= Bradley Marshall =

American politician

Bradley "Brad" Marshall is an American Democratic politician and the former chief financial officer (CFO) of the Democratic National Committee (DNC). In 2016, he gained notoriety after the DNC emails included an email in which he questioned the faith of the Jewish candidate for the Democratic nomination, Bernie Sanders.

==Biography==
===Education===
Marshall earned a bachelor's degree in accounting from Morehead State University in Morehead, Kentucky.

===Career===
Since 1992, Marshall was CFO of the DNC. He resigned in August 2016. From 1982 to 1992, he was a certified public accountant (CPA) in Lexington, Kentucky. From 1980 to 1982, he was financial vice president and controller for Melco Construction in London, Kentucky. From 1978 to 1980, Marshall was senior manager at PriceWaterhouseCoopers in Lexington, Kentucky and from 1976 to 1978, he was staff accountant at Deloitte & Touche, also in Lexington.

===DNC emails===

In 2016, Marshall gained notoriety after the DNC emails included an email in which he attempted to question the faith of the Jewish candidate for the Democratic nomination, Bernie Sanders.
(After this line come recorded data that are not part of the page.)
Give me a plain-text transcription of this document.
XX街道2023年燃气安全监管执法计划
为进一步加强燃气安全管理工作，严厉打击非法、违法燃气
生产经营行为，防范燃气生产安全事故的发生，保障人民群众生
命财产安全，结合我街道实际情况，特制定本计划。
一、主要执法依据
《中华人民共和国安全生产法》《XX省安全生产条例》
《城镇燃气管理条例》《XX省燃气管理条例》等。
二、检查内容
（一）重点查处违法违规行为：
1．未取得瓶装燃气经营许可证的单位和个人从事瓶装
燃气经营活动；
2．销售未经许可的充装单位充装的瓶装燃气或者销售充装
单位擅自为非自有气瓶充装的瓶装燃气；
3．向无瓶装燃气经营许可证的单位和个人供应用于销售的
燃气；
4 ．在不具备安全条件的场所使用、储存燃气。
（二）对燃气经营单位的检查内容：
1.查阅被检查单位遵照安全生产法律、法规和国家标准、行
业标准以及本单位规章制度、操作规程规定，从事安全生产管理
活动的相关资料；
He wrote: "It might may [sic] no difference, but for KY and WVA can we get someone to ask his belief. Does he believe in a God. [sic] He had skated on saying he has a Jewish heritage. I think I read he is an atheist. This could make several points difference with my peeps. My Southern Baptist peeps would draw a big difference between a Jew and an atheist." Days after the leak, Marshall confirmed the authenticity of the emails in posting an apology to his Facebook profile that read, "I deeply regret that my insensitive, emotional emails would cause embarrassment to the DNC, the Chairwoman, and all of the staffers who worked hard to make the primary a fair and open process. The comments expressed do not reflect my beliefs nor do they reflect the beliefs of the DNC and its employees. I apologize to those I offended."